/django-pindb

Manages master/replica pinning for django

Primary LanguagePythonBSD 3-Clause "New" or "Revised" LicenseBSD-3-Clause

pindb

pindb is a master/slave router toolkit for Django. It provides database replica pinning, round-robin read from replicas, the use of unmanaged databases side by side with managed ones, and delegate routers for deciding among sets of replicated DBs.

TL;DR API

# Try to save without pinning:
foo = Model.objects.all()[0]

# UnpinnedWriteException raised under strict mode, or master pinning occurs under greedy mode.
foo.save()

# read only from the master, allow writes.
pindb.pin(alias)

# Initialize/end the container:
pindb.unpin_all()

with unpinned_replica(alias):
   ... # read from replicas despite pinning state
# or
queryset.using(pindb.get_replica('master-alias'))

with master(alias):
   ... # write to master despite pinning state

Jargon

Master refers to a writable DB. Replica (or slave) refers to a read-only DB whose data comes from master writes. One or more master/slave database sets can help scale reads and avoid lock contention on the master. Typically all reads go to replicas until a write occurs -- then all subsequent reads also go to the master to avoid inconsistent reads due to replication lag. Pinning is time-based and round-trips between web requests via cookies. See "design notes" below for more.

Installation

pip install pindb

TL;DR:

  1. Set DATABASES_ROUTERS to use a pindb router
  2. set PINDB_ENABLED to False under test
  3. Define DB masters and replica sets.
  4. populate DATABASES with pindb.populate_replicas.
  5. Add PinDbMiddleware to your middleware.
  6. Integrate with celery (if needed).
  7. profile for places to explicitly side-step pinning.

More explicitly:

Add pindb.StrictPinDbRouter or pindb.GreedyPinDbRouter to DATABASE_ROUTERS.
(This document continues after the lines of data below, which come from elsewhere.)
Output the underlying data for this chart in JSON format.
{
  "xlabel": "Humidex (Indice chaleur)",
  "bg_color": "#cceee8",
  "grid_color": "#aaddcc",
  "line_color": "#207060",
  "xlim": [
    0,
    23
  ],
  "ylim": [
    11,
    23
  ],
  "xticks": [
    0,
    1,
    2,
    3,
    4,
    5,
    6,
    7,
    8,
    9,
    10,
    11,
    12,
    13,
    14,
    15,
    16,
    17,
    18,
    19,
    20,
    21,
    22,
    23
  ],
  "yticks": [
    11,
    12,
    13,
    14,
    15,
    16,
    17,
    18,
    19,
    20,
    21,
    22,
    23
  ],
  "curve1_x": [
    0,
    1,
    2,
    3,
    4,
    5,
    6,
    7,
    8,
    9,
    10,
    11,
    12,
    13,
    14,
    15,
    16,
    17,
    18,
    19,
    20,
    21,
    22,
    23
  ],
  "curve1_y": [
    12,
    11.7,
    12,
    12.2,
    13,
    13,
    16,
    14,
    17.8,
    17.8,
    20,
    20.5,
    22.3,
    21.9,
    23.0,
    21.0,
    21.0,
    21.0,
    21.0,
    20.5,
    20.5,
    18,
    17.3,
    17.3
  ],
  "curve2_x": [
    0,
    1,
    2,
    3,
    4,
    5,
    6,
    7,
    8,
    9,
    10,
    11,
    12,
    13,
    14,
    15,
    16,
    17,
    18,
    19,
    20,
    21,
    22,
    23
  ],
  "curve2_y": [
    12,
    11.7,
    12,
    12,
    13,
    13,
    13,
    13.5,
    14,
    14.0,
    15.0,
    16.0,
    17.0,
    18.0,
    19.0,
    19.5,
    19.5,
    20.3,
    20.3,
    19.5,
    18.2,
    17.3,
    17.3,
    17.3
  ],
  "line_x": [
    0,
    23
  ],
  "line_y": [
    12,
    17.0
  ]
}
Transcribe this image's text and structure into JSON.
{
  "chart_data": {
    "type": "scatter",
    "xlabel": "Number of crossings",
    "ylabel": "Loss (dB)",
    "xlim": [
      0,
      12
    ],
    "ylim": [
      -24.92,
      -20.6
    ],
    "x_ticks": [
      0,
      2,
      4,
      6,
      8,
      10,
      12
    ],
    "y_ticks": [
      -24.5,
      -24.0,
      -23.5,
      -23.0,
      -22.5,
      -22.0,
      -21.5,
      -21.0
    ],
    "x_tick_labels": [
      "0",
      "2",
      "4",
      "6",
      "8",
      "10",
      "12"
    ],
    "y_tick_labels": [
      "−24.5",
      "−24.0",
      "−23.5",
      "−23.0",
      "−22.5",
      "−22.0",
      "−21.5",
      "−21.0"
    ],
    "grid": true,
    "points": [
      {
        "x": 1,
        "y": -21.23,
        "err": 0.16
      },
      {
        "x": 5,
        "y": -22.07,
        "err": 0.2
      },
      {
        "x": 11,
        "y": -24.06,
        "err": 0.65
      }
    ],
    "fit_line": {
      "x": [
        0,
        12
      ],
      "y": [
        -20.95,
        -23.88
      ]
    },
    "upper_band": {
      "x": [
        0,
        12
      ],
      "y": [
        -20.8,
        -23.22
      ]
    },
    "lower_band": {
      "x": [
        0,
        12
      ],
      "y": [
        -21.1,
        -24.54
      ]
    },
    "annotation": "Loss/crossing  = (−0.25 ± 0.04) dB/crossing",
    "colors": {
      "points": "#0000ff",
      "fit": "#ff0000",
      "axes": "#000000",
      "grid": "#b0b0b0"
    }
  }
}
StrictPinDbRouter requires that pinning be declared before a write is attempted. The advantage is that read replicas are used as much as possible. The disadvantage is that your code will need many declarations to explicitly allow and opt out of pinning.

GreedyPinDbRouter will pin to a master as soon as a write occurs. The advantage is that most of your code will just work. The disadvantage is that you will use the read replicas less than possible. You also might encounter more situations where the state of your DB changes behind your back: you might read from a lagged replica, then perform a write (which pins you to the master) based on that old information.

PINDB_ENABLED can be used to disable pindb under test. Each TEST_MIRROR'd alias gets its own connection (and hence transaction), which is problematic under Django's TestCase, where a master write will not be visible under the replica's connection.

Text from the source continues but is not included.